Poster Presentation 24th Annual Lorne Proteomics Symposium 2019

A multidisciplinary approach to the analysis of complex MSI data (#91)

Matthew O'Rourke 1 , Ben Roediger 2 , Matt Padula 3
  1. The University of Sydney, St Leonards, NSW, Australia
  2. Centenary institute, Sydney
  3. University of Technology Sydney, Sydney

Mass Spectrometry Imaging (MSI) is a hybrid technique combining the visualisation features of traditional histology with accompanying  mass spectrometric data. MSI uses a Matrix Assisted Laser Desorption/ Ionisation (MALDI) mass spectrometer to create spatial maps of targeted biomolecule classes. The spatial maps take the form of 2D images that show the location and relative intensity of a given molecule and the dynamic range of the instrument allows for analyses of virtually any class of ionisable biomolecule without the need for adding detection reporter probes. Though this may seem straightforward the issue becomes the translation of mass spectrometric data; a complex list of numbers, to literal pictures, and how these pictures need to be interpreted. When MSI data is viewed from the perspective of microscopy, MSI data is low resolution, pixelated and does not allow the visualisation or distinction of the whole tissue. By all these counts, the data is not of a publishable quality. Conversely from a mass spectrometry perspective, the mass resolution is very low and the number of detected/ detectible molecules and the confidence that molecular identities are statistically confident is tenuous.

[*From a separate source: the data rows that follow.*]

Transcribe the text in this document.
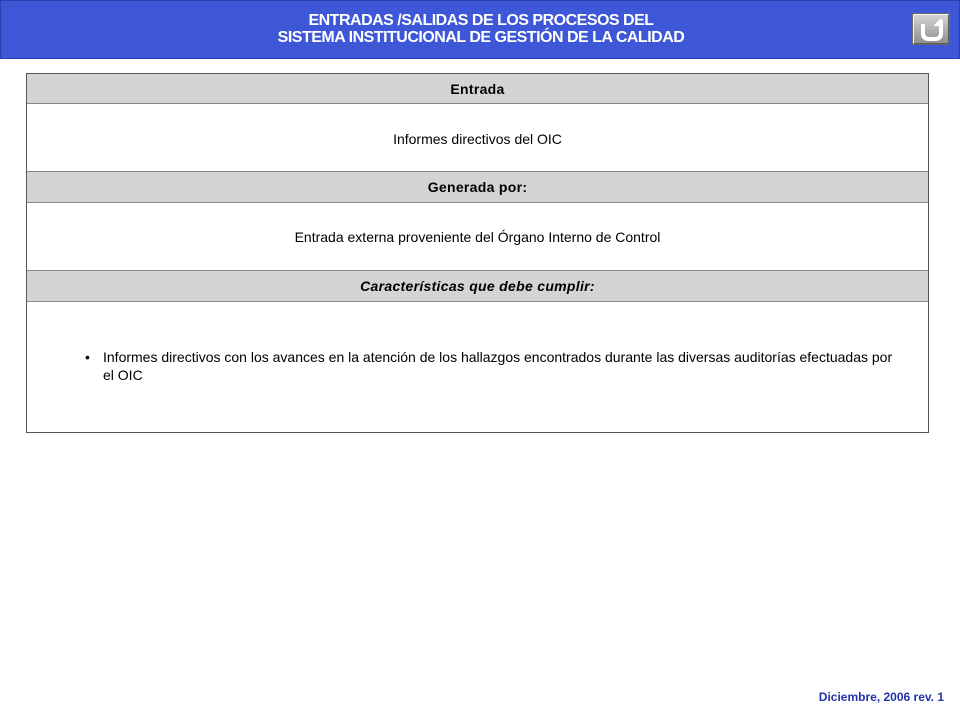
ENTRADAS /SALIDAS DE LOS PROCESOS DEL
SISTEMA INSTITUCIONAL DE GESTIÓN DE LA CALIDAD
Entrada
Informes directivos del OIC
Generada por:
Entrada externa proveniente del Órgano Interno de Control
Características que debe cumplir:
• Informes directivos con los avances en la atención de los hallazgos encontrados durante las diversas auditorías efectuadas por el OIC
Diciembre, 2006 rev. 1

We therefore describe a new approach to the analysis of MSI data that converts it to 2 dimensional images, and then processes them using an Image J based processing pipeline.  The pipeline is then able to report R2 values for the correlation of the detected peptides, thereby confirming their co-localisation on tissue. By using a pixel to pixel correlation of both intensity and presence and absence of a series of peptides for a single protein, peptides can be matched together based on location, to form peptide mass fingerprints (PMF’s) which can then be searched through traditional PMF databases to achieve reliable protein identifications.  Therefore, this approach allows MSI data to be analysed in isolation without requiring complementation with other instrumentation such as LCMS.